D'autres, plus profondément atteints et trop peu conscients de leur affection, ne seront capables d'une autonomie que fort réduite, et ne seront pas en mesure de s'adapter - sauf peut-être fort lentement et très partiellement - à une vie dans notre société comparable à celle que la moyenne des bien-portants mènent eux-mêmes.
Souvent, pour ceux-là, le simple fait de s'aventurer seuls dans cette société, en général et partout fortement urbanisée et à l'activité trépidante voire épuisante même pour les bien portants, suffira à les "déstabiliser", à entraîner l'abandon de la médication et, par conséquent, l'aggravation des signes et symptômes de leur maladie.

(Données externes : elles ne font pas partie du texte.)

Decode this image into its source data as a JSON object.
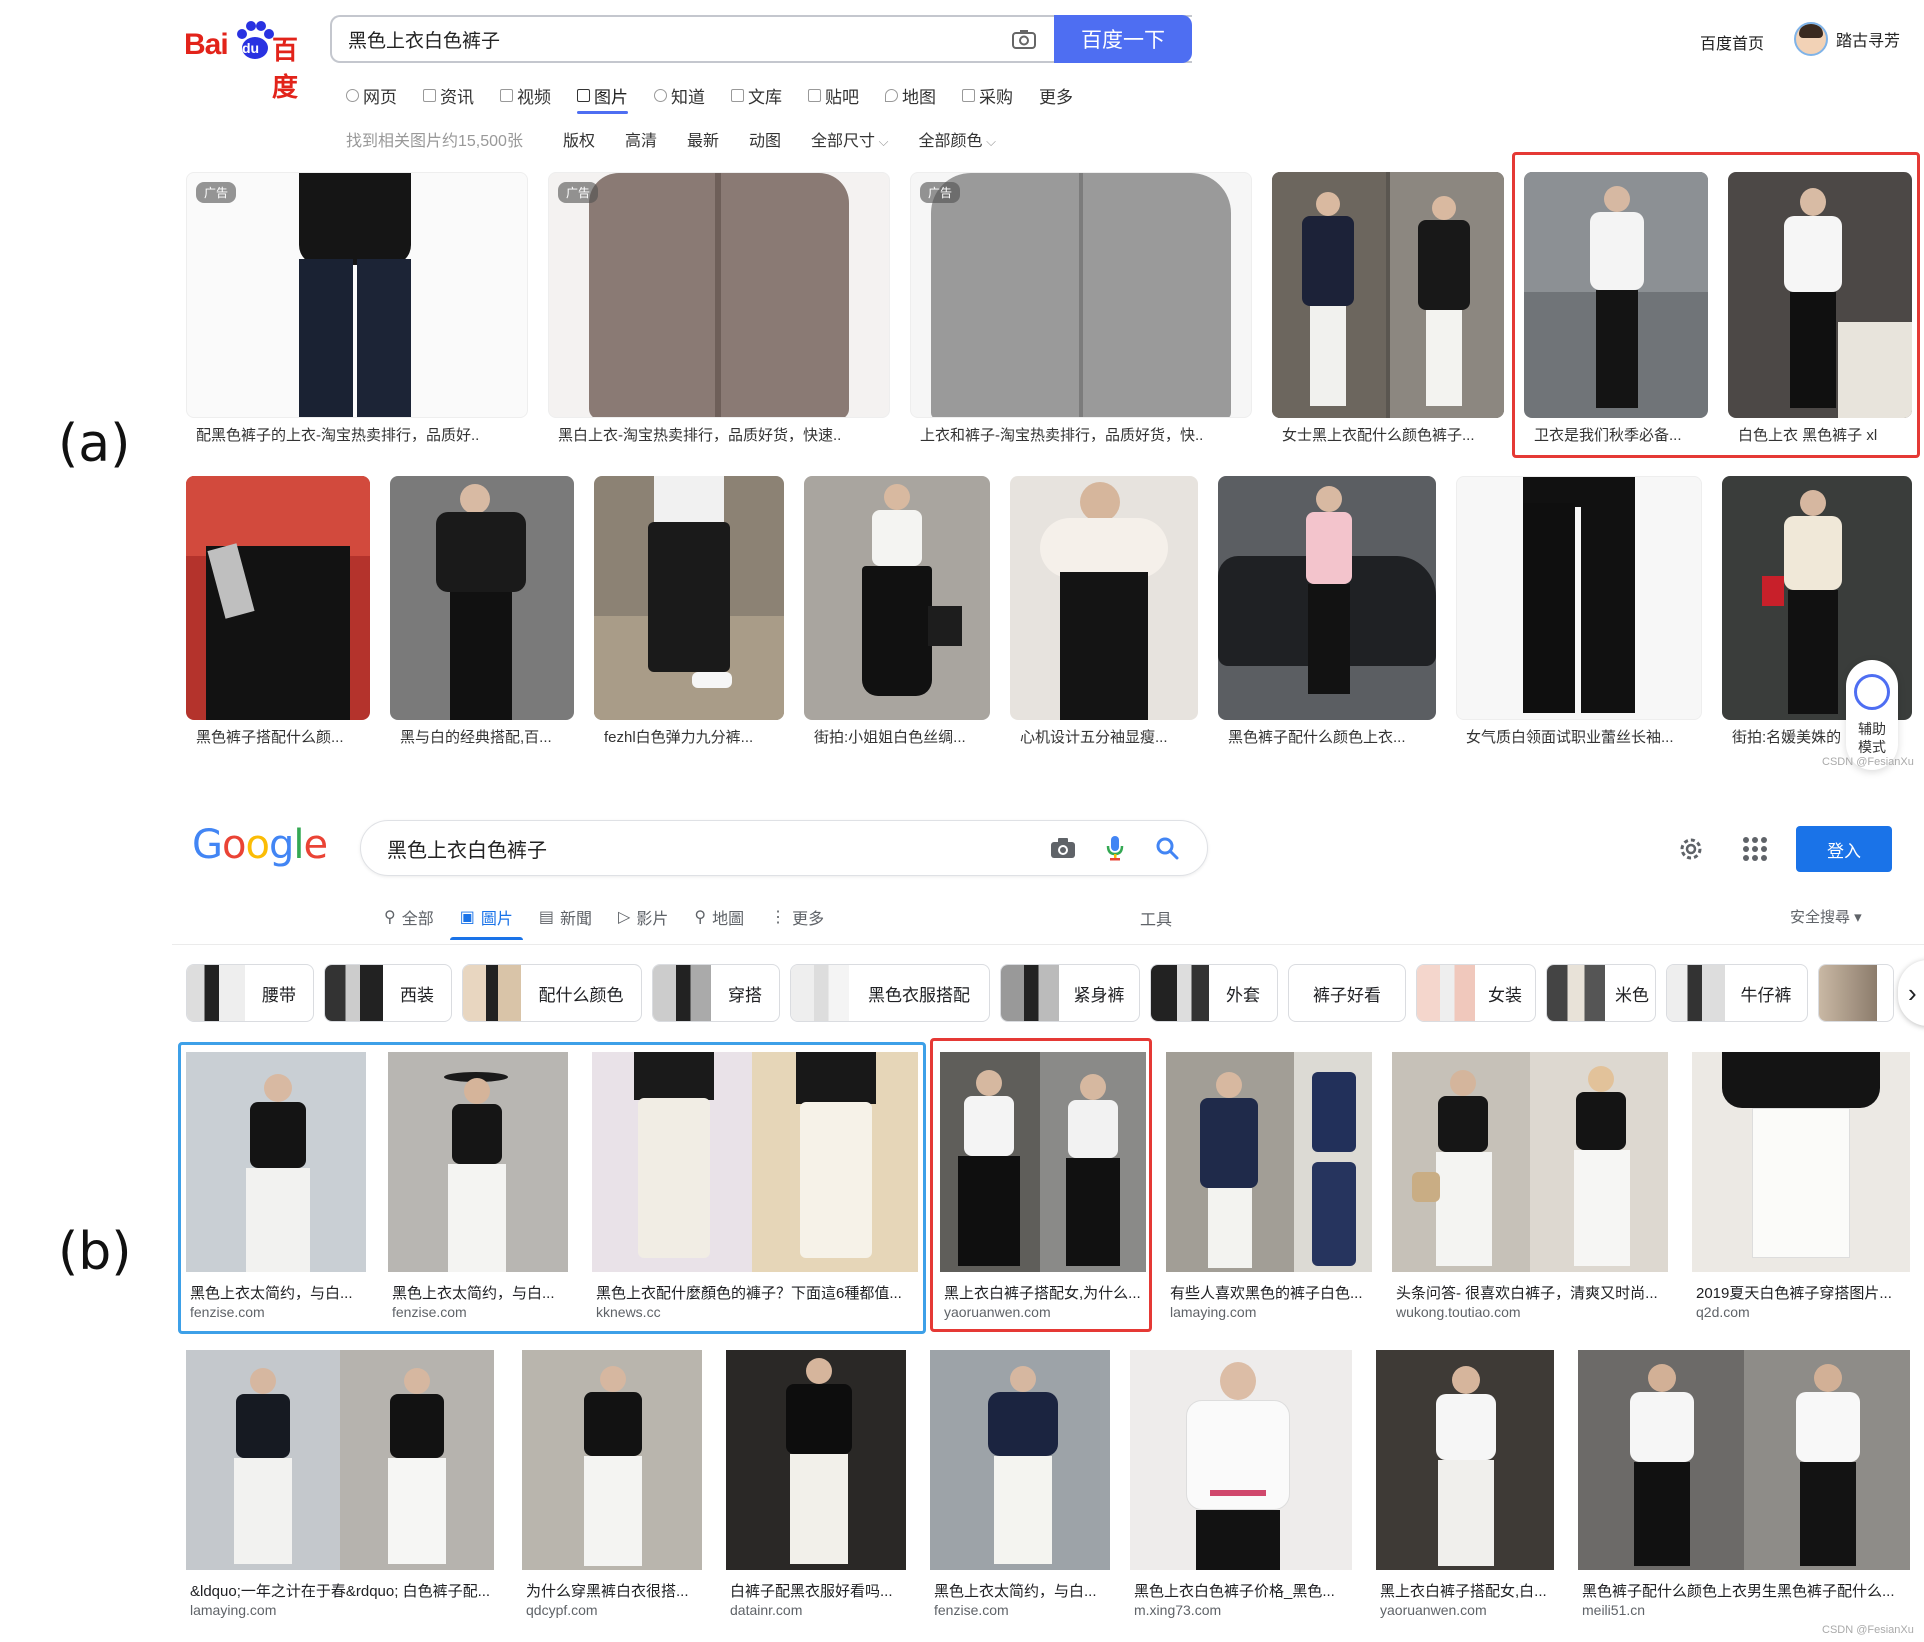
{
  "labels": {
    "a": "(a)",
    "b": "(b)"
  },
  "baidu": {
    "logo": {
      "bai": "Bai",
      "du": "du",
      "cn": "百度"
    },
    "query": "黑色上衣白色裤子",
    "search_button": "百度一下",
    "home_link": "百度首页",
    "username": "踏古寻芳",
    "tabs": [
      "网页",
      "资讯",
      "视频",
      "图片",
      "知道",
      "文库",
      "贴吧",
      "地图",
      "采购",
      "更多"
    ],
    "active_tab": "图片",
    "result_count": "找到相关图片约15,500张",
    "filters": [
      "版权",
      "高清",
      "最新",
      "动图",
      "全部尺寸",
      "全部颜色"
    ],
    "ad_label": "广告",
    "row1": [
      "配黑色裤子的上衣-淘宝热卖排行，品质好..",
      "黑白上衣-淘宝热卖排行，品质好货，快速..",
      "上衣和裤子-淘宝热卖排行，品质好货，快..",
      "女士黑上衣配什么颜色裤子...",
      "卫衣是我们秋季必备...",
      "白色上衣 黑色裤子 xl"
    ],
    "row2": [
      "黑色裤子搭配什么颜...",
      "黑与白的经典搭配,百...",
      "fezhl白色弹力九分裤...",
      "街拍:小姐姐白色丝绸...",
      "心机设计五分袖显瘦...",
      "黑色裤子配什么颜色上衣...",
      "女气质白领面试职业蕾丝长袖...",
      "街拍:名媛美姝的"
    ],
    "assist_label": "辅助\n模式",
    "watermark": "CSDN @FesianXu"
  },
  "google": {
    "logo_letters": [
      "G",
      "o",
      "o",
      "g",
      "l",
      "e"
    ],
    "logo_colors": [
      "#4285F4",
      "#EA4335",
      "#FBBC05",
      "#4285F4",
      "#34A853",
      "#EA4335"
    ],
    "query": "黑色上衣白色裤子",
    "login_button": "登入",
    "tabs": [
      "全部",
      "圖片",
      "新聞",
      "影片",
      "地圖",
      "更多"
    ],
    "active_tab": "圖片",
    "tools": "工具",
    "safe_search": "安全搜尋 ▾",
    "chips": [
      "腰带",
      "西装",
      "配什么颜色",
      "穿搭",
      "黑色衣服搭配",
      "紧身裤",
      "外套",
      "裤子好看",
      "女装",
      "米色",
      "牛仔裤"
    ],
    "row1": [
      {
        "caption": "黑色上衣太简约，与白...",
        "source": "fenzise.com"
      },
      {
        "caption": "黑色上衣太简约，与白...",
        "source": "fenzise.com"
      },
      {
        "caption": "黑色上衣配什麼顏色的褲子？下面這6種都值...",
        "source": "kknews.cc"
      },
      {
        "caption": "黑上衣白裤子搭配女,为什么...",
        "source": "yaoruanwen.com"
      },
      {
        "caption": "有些人喜欢黑色的裤子白色...",
        "source": "lamaying.com"
      },
      {
        "caption": "头条问答- 很喜欢白裤子，清爽又时尚...",
        "source": "wukong.toutiao.com"
      },
      {
        "caption": "2019夏天白色裤子穿搭图片...",
        "source": "q2d.com"
      }
    ],
    "row2": [
      {
        "caption": "&ldquo;一年之计在于春&rdquo; 白色裤子配...",
        "source": "lamaying.com"
      },
      {
        "caption": "为什么穿黑裤白衣很搭...",
        "source": "qdcypf.com"
      },
      {
        "caption": "白裤子配黑衣服好看吗...",
        "source": "datainr.com"
      },
      {
        "caption": "黑色上衣太简约，与白...",
        "source": "fenzise.com"
      },
      {
        "caption": "黑色上衣白色裤子价格_黑色...",
        "source": "m.xing73.com"
      },
      {
        "caption": "黑上衣白裤子搭配女,白...",
        "source": "yaoruanwen.com"
      },
      {
        "caption": "黑色裤子配什么颜色上衣男生黑色裤子配什么...",
        "source": "meili51.cn"
      }
    ],
    "watermark": "CSDN @FesianXu"
  }
}
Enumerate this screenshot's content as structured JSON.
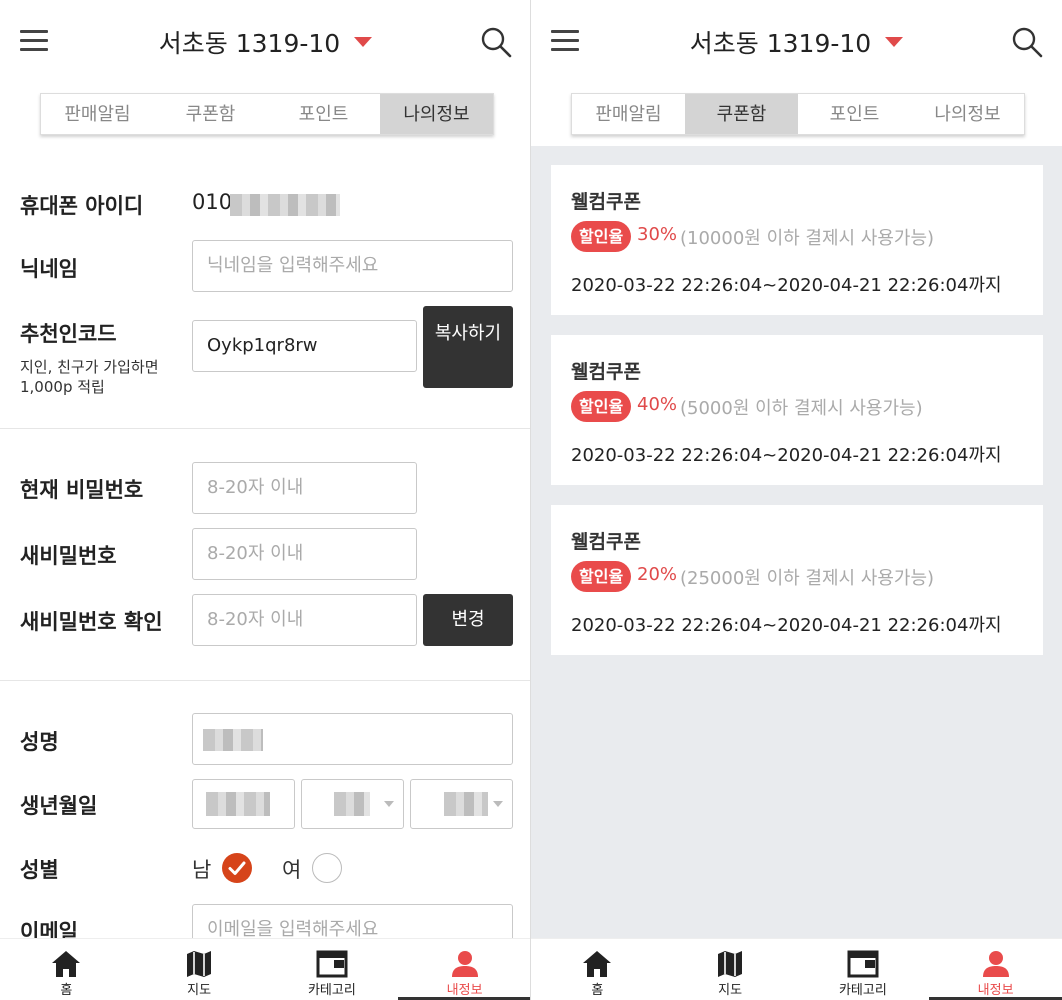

Ceux-là, il faudrait leur trouver des lieux (réservés) de calme où ils seraient accompagnés et "encadrés" en permanence, à demeure, par un personnel nombreux mais changeant peu: en quelque sorte un environnement familial de substitution mais professionnel, pourrait-on dire. Les modes actuels de vie dans notre société occidentale ne permettent plus aux familles biologiques de ces malades de jouer, sans limite dans le temps, leur rôle de cellule protectrice et d'accueil: tant pour des raisons économiques, que sociales, que psychologiques.

Les solutions sociales qui sont ainsi suggérées sont vraisemblablement coûteuses. Mais ne le sont-elles pas plus encore du point de vue de nos habitudes de pensée que de nos finances?